Thursday, May 17, 2007
Mom's Day
I have just returned from a very enjoyable dinner with my younger son. We were celebrating a belated Mother's Day since I abandoned my children over this last weekend when the holiday actually took place. And yet they still gave me a very lovely and funny card. And they signed it from the cats as well. At least I think the boys signed it for them. As near as I have been able to observe Newton and Einstein have not developed opposable thumbs which would enable them to grip a writing instrument. And I'm pretty certain they haven't a clue as to how to spell their names. At least not in English. They may very well be able to spell their names in cat. Einstein has developed a fondness for unrolling the toilet paper in my bathroom. He seems to take delight in batting at the wall-mounted dispenser until the paper is in a heap on the floor. A heap with suspicious cat-claw-sized holes in it. He doesn't do anything else with the toilet paper, like trail it throughout the house or shred it to, well, shreds, he seems content to unroll it and leave it. Newton's new thing is to tip over the wastebasket next to the phone stand in the kitchen. He doesn't strew the contents all over, he just tips it over. These could be expressions of a similar sort of cat madness which may be familial in nature. A primordial feline urge to rearrange their environment to suit their needs. Maybe it's just a paper fetish. Which leaves me wondering if there is a deeper meaning to the fact that I mailed a little note to the CPPR yesterday and neglected to add the now requisite extra two cent stamp. Which means he received it with postage due. I think I just forgot that postage for a first class letter went up this week. It does seem more than a little insensitive to expect him to pay two cents for the privilege of reading my words to him. But I think it's worth at least that much. There is an opportunity here for a clever bit of wordplay involving opinions expressed and getting your two cents in quite literally but I don't have the energy to go there. If you have the energy, be my guest and take a stab at it. What I have the energy for is reading the paper and dozing off in a sitting position. Perhaps in the company of a toilet paper obsessed cat.
Monday, May 7, 2007
Desire
My American Heritage Dictionary lists no less than seventeen forms of the word desire. It's a verb, it's a noun, it's an adjective. It can be applied to or used to describe food, property, ambition, love, passion, possession. A longing or a wish. A request or petition. Hunger. Desire. Over the last few days I have taken a journey within. Looked inside to find what it is that I desire. What I found didn't surprise me. What did surprise me is that I have the courage to own this deep, dark thing regardless of whether it ever shall belong to me. And that discovery was freeing for my soul. I think of Colleen and the courage it required to attend an auction and bid on a house never thinking she would actually end up buying it. But she did. And not because she had the deepest pockets in the crowd or the fattest checkbook. She had a love and a vision for that house that simply could not be defeated.

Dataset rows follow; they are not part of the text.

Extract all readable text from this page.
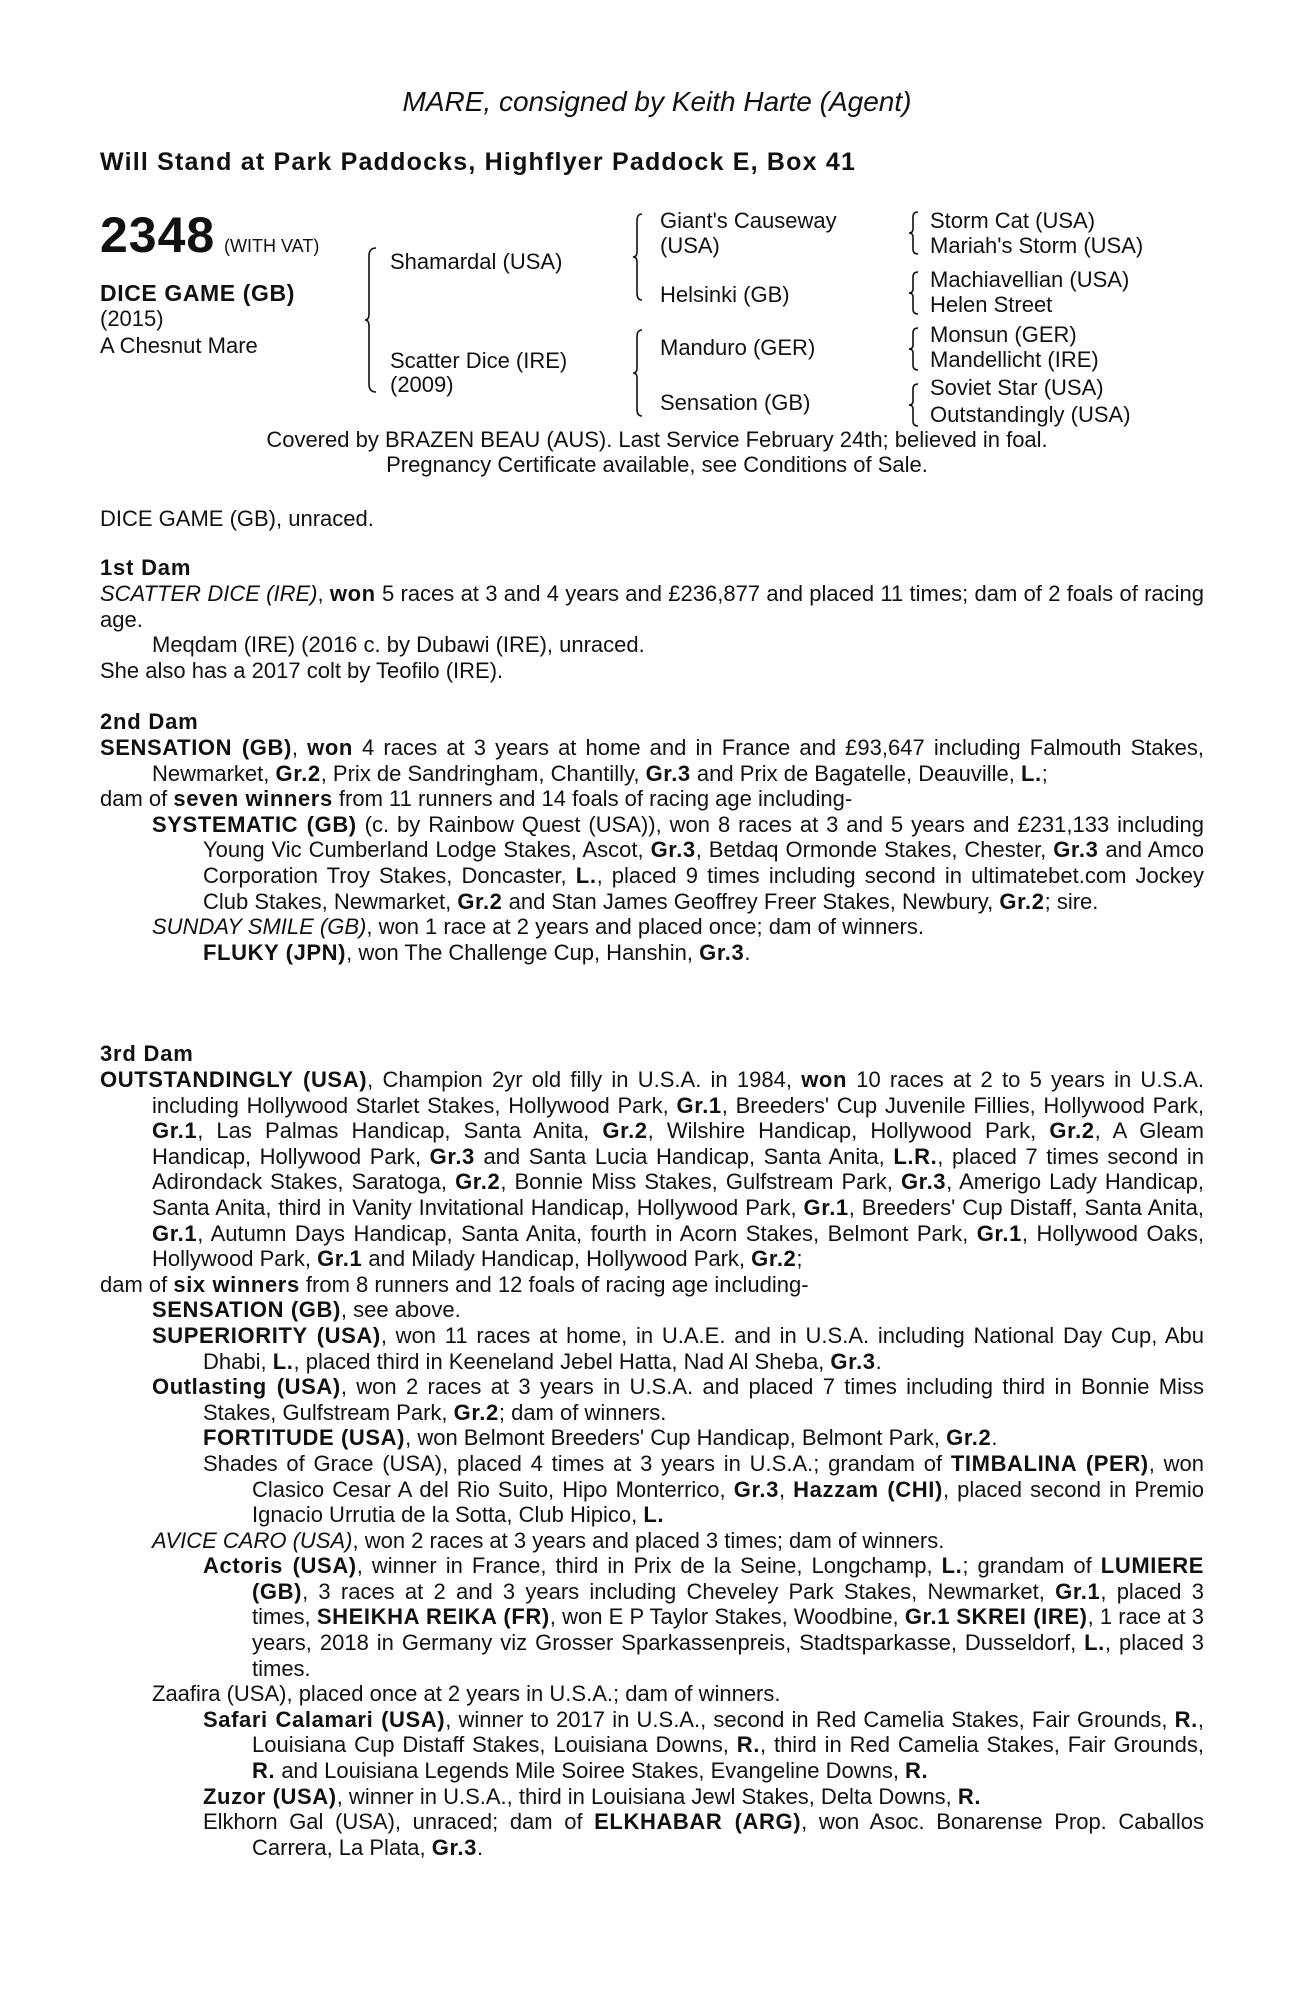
MARE, consigned by Keith Harte (Agent)
Will Stand at Park Paddocks, Highflyer Paddock E, Box 41
2348 (WITH VAT)
DICE GAME (GB)
(2015)
A Chesnut Mare
Shamardal (USA)
Scatter Dice (IRE)
(2009)
Giant's Causeway
(USA)
Helsinki (GB)
Manduro (GER)
Sensation (GB)
Storm Cat (USA)
Mariah's Storm (USA)
Machiavellian (USA)
Helen Street
Monsun (GER)
Mandellicht (IRE)
Soviet Star (USA)
Outstandingly (USA)
Covered by BRAZEN BEAU (AUS). Last Service February 24th; believed in foal.
Pregnancy Certificate available, see Conditions of Sale.
DICE GAME (GB), unraced.
1st Dam
SCATTER DICE (IRE), won 5 races at 3 and 4 years and £236,877 and placed 11 times; dam of 2 foals of racing age.
Meqdam (IRE) (2016 c. by Dubawi (IRE), unraced.
She also has a 2017 colt by Teofilo (IRE).
2nd Dam
SENSATION (GB), won 4 races at 3 years at home and in France and £93,647 including Falmouth Stakes, Newmarket, Gr.2, Prix de Sandringham, Chantilly, Gr.3 and Prix de Bagatelle, Deauville, L.;
dam of seven winners from 11 runners and 14 foals of racing age including-
SYSTEMATIC (GB) (c. by Rainbow Quest (USA)), won 8 races at 3 and 5 years and £231,133 including Young Vic Cumberland Lodge Stakes, Ascot, Gr.3, Betdaq Ormonde Stakes, Chester, Gr.3 and Amco Corporation Troy Stakes, Doncaster, L., placed 9 times including second in ultimatebet.com Jockey Club Stakes, Newmarket, Gr.2 and Stan James Geoffrey Freer Stakes, Newbury, Gr.2; sire.
SUNDAY SMILE (GB), won 1 race at 2 years and placed once; dam of winners.
FLUKY (JPN), won The Challenge Cup, Hanshin, Gr.3.
3rd Dam
OUTSTANDINGLY (USA), Champion 2yr old filly in U.S.A. in 1984, won 10 races at 2 to 5 years in U.S.A. including Hollywood Starlet Stakes, Hollywood Park, Gr.1, Breeders' Cup Juvenile Fillies, Hollywood Park, Gr.1, Las Palmas Handicap, Santa Anita, Gr.2, Wilshire Handicap, Hollywood Park, Gr.2, A Gleam Handicap, Hollywood Park, Gr.3 and Santa Lucia Handicap, Santa Anita, L.R., placed 7 times second in Adirondack Stakes, Saratoga, Gr.2, Bonnie Miss Stakes, Gulfstream Park, Gr.3, Amerigo Lady Handicap, Santa Anita, third in Vanity Invitational Handicap, Hollywood Park, Gr.1, Breeders' Cup Distaff, Santa Anita, Gr.1, Autumn Days Handicap, Santa Anita, fourth in Acorn Stakes, Belmont Park, Gr.1, Hollywood Oaks, Hollywood Park, Gr.1 and Milady Handicap, Hollywood Park, Gr.2;
dam of six winners from 8 runners and 12 foals of racing age including-
SENSATION (GB), see above.
SUPERIORITY (USA), won 11 races at home, in U.A.E. and in U.S.A. including National Day Cup, Abu Dhabi, L., placed third in Keeneland Jebel Hatta, Nad Al Sheba, Gr.3.
Outlasting (USA), won 2 races at 3 years in U.S.A. and placed 7 times including third in Bonnie Miss Stakes, Gulfstream Park, Gr.2; dam of winners.
FORTITUDE (USA), won Belmont Breeders' Cup Handicap, Belmont Park, Gr.2.
Shades of Grace (USA), placed 4 times at 3 years in U.S.A.; grandam of TIMBALINA (PER), won Clasico Cesar A del Rio Suito, Hipo Monterrico, Gr.3, Hazzam (CHI), placed second in Premio Ignacio Urrutia de la Sotta, Club Hipico, L.
AVICE CARO (USA), won 2 races at 3 years and placed 3 times; dam of winners.
Actoris (USA), winner in France, third in Prix de la Seine, Longchamp, L.; grandam of LUMIERE (GB), 3 races at 2 and 3 years including Cheveley Park Stakes, Newmarket, Gr.1, placed 3 times, SHEIKHA REIKA (FR), won E P Taylor Stakes, Woodbine, Gr.1 SKREI (IRE), 1 race at 3 years, 2018 in Germany viz Grosser Sparkassenpreis, Stadtsparkasse, Dusseldorf, L., placed 3 times.
Zaafira (USA), placed once at 2 years in U.S.A.; dam of winners.
Safari Calamari (USA), winner to 2017 in U.S.A., second in Red Camelia Stakes, Fair Grounds, R., Louisiana Cup Distaff Stakes, Louisiana Downs, R., third in Red Camelia Stakes, Fair Grounds, R. and Louisiana Legends Mile Soiree Stakes, Evangeline Downs, R.
Zuzor (USA), winner in U.S.A., third in Louisiana Jewl Stakes, Delta Downs, R.
Elkhorn Gal (USA), unraced; dam of ELKHABAR (ARG), won Asoc. Bonarense Prop. Caballos Carrera, La Plata, Gr.3.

She has long hours of hard work ahead of her but getting the house moved to her property and restoring it inside and out will be a labor of love and a source of joy. At some point in life you have to make a decision about taking a leap of faith because you believe so strongly in embracing that which you desire with all your heart and soul. Today I have taken an internal leap of faith in accepting whatever may come to me regarding not just love, but where and how I truly wish to live my life, who I wish to share that life with and where I need to focus my energy to make it all happen. My journey of understanding the giving of unconditional love is closer to complete. A journey that started with motherhood and may never reach an end. I believe, like Dorothy, that when she voices her deepest desire and clicks together the heels of the magic red shoes that she will indeed be transported to where that desire dwells. It's a leap of faith.